Unfortunately, summer heat claims lives each year. Despite the fact that all heat-related deaths and illnesses are preventable, each year an average of about 658 people succumb to extreme heat, according to the CDC.
People suffer from heat-related illness when the body’s temperature control system is overloaded. The body normally cools itself by sweating. However, high air temperature over an extended period (especially when accompanied by high humidity) can overwhelm the body’s ability to cool itself. When that occurs, the following conditions may develop:
Heat cramps usually affect people who sweat a lot during strenuous activity. This sweating depletes the body’s salt and moisture. The low salt level in the muscles causes painful cramps. Resting in a cool area with fluid replacement and eating salty food often eases the cramps.
Heat exhaustion is the body’s response to an excessive loss of water and salt contained in sweat. Signs include elevated body temperature, faintness, rapid heartbeat, low blood pressure, ashen appearance, cold, clammy skin and nausea. If heat exhaustion is suspected, move to a cool area immediately and lie down. Loosen or remove clothing. Apply cold compresses. Drink cool water or an electrolyte-containing sports beverage. Though less dangerous than heatstroke, heat exhaustion can quickly progress to heatstroke.
Heatstroke occurs when the body becomes unable to control its temperature. This is an emergency! The body’s temperature rises rapidly, the sweating mechanism fails, and the body is unable to cool down. The key indication of heatstroke is a fever of 105 F. with hot, dry skin. Other signs of heatstroke include rapid heartbeat, rapid and shallow breathing, confusion, and changes in blood pressure. This is a life-threatening emergency and medical help should be sought immediately! Move the affected person to a cool area and use whatever method you can to cool the person rapidly (i.e. cool bath, misting with water in front of a fan, cold compresses, etc.)
Prevention is key. Here are some tips to get you through this period of hot weather:
- Dress for the heat. Wear lightweight, light-colored clothing. Wear a broad-brimmed hat or carry an umbrella.
- Drink plenty of water. Carry water or juice along with you: drink frequently, even if you don’t feel thirsty. Avoid alcoholic beverages and caffeine.
- Eat small meals and eat more often.

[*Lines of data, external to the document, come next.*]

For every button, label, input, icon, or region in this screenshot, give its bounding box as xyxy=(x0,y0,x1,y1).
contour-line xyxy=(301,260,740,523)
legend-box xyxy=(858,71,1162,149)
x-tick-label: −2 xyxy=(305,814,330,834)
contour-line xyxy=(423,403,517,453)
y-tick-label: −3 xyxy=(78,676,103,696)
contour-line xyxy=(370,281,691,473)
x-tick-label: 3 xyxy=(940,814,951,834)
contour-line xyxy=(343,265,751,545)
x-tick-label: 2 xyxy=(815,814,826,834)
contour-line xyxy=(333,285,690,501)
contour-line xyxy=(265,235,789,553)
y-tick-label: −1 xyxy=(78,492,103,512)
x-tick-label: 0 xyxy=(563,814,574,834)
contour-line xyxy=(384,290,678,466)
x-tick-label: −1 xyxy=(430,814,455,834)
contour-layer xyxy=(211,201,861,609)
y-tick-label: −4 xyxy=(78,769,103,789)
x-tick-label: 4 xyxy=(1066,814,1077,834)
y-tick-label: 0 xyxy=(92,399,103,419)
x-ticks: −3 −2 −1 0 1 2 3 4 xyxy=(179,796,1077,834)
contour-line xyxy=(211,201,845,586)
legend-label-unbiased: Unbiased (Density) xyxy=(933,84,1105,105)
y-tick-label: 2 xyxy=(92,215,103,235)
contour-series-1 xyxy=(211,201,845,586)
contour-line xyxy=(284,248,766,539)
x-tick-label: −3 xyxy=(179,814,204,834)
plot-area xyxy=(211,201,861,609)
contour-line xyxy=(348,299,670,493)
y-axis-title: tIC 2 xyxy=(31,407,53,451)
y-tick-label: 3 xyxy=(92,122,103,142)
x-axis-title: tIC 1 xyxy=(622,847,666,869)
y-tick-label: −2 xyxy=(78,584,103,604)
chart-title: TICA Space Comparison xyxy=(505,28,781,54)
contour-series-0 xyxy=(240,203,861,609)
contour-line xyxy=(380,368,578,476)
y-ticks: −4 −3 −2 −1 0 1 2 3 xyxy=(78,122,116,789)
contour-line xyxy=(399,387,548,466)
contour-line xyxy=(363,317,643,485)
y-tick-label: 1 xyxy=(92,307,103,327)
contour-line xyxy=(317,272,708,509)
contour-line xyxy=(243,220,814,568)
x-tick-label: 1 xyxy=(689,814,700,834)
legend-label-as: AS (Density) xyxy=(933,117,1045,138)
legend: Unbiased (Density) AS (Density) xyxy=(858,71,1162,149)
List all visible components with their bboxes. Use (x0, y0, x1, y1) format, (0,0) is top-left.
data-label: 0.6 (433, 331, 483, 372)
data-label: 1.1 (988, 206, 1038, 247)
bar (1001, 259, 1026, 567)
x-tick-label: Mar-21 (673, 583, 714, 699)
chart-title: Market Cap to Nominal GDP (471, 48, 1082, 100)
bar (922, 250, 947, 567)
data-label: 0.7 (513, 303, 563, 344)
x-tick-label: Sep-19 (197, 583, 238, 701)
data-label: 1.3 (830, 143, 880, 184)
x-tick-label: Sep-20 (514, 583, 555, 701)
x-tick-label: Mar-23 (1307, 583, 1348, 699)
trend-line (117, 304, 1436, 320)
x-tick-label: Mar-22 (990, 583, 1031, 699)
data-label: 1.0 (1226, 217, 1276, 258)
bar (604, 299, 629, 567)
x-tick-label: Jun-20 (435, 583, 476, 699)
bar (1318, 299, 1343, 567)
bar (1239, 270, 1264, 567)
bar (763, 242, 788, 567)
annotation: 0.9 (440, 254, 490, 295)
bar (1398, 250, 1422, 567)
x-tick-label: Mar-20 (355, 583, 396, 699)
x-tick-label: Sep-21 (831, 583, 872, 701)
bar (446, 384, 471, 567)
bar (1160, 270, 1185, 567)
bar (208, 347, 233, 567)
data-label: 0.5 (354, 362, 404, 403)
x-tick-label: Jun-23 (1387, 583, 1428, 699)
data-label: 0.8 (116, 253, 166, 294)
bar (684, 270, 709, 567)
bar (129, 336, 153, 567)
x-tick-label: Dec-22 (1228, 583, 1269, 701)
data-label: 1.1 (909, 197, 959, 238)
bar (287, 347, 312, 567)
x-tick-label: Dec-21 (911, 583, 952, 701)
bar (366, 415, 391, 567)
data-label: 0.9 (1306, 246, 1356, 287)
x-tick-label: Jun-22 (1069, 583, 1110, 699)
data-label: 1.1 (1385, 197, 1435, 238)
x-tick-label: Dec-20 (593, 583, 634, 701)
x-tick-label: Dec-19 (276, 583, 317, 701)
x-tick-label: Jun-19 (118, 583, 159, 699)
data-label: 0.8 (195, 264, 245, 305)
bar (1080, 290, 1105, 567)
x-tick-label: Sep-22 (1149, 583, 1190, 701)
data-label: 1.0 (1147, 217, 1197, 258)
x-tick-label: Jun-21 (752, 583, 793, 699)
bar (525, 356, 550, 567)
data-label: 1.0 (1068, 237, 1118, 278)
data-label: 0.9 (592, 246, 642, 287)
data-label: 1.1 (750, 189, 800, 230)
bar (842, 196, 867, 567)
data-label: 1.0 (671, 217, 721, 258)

Avoid high-protein meals that increase your metabolic heat.
- Don’t use salt tablets unless instructed to do so by a physician.
- Take it easy. Avoid strenuous activities or try to do them during the pre-dawn or early morning hours – the coolest part of the day.
- Stay indoors in areas cooled by air-conditioning or fans.
- Check on elderly neighbors who may not have air conditioning. Older people are more prone to heat stress and also more likely to have a chronic medical condition that changes their normal body responses to heat.
Staying cool and making simple changes in your fluid intake, activities, and clothing during hot weather can help you remain safe and healthy.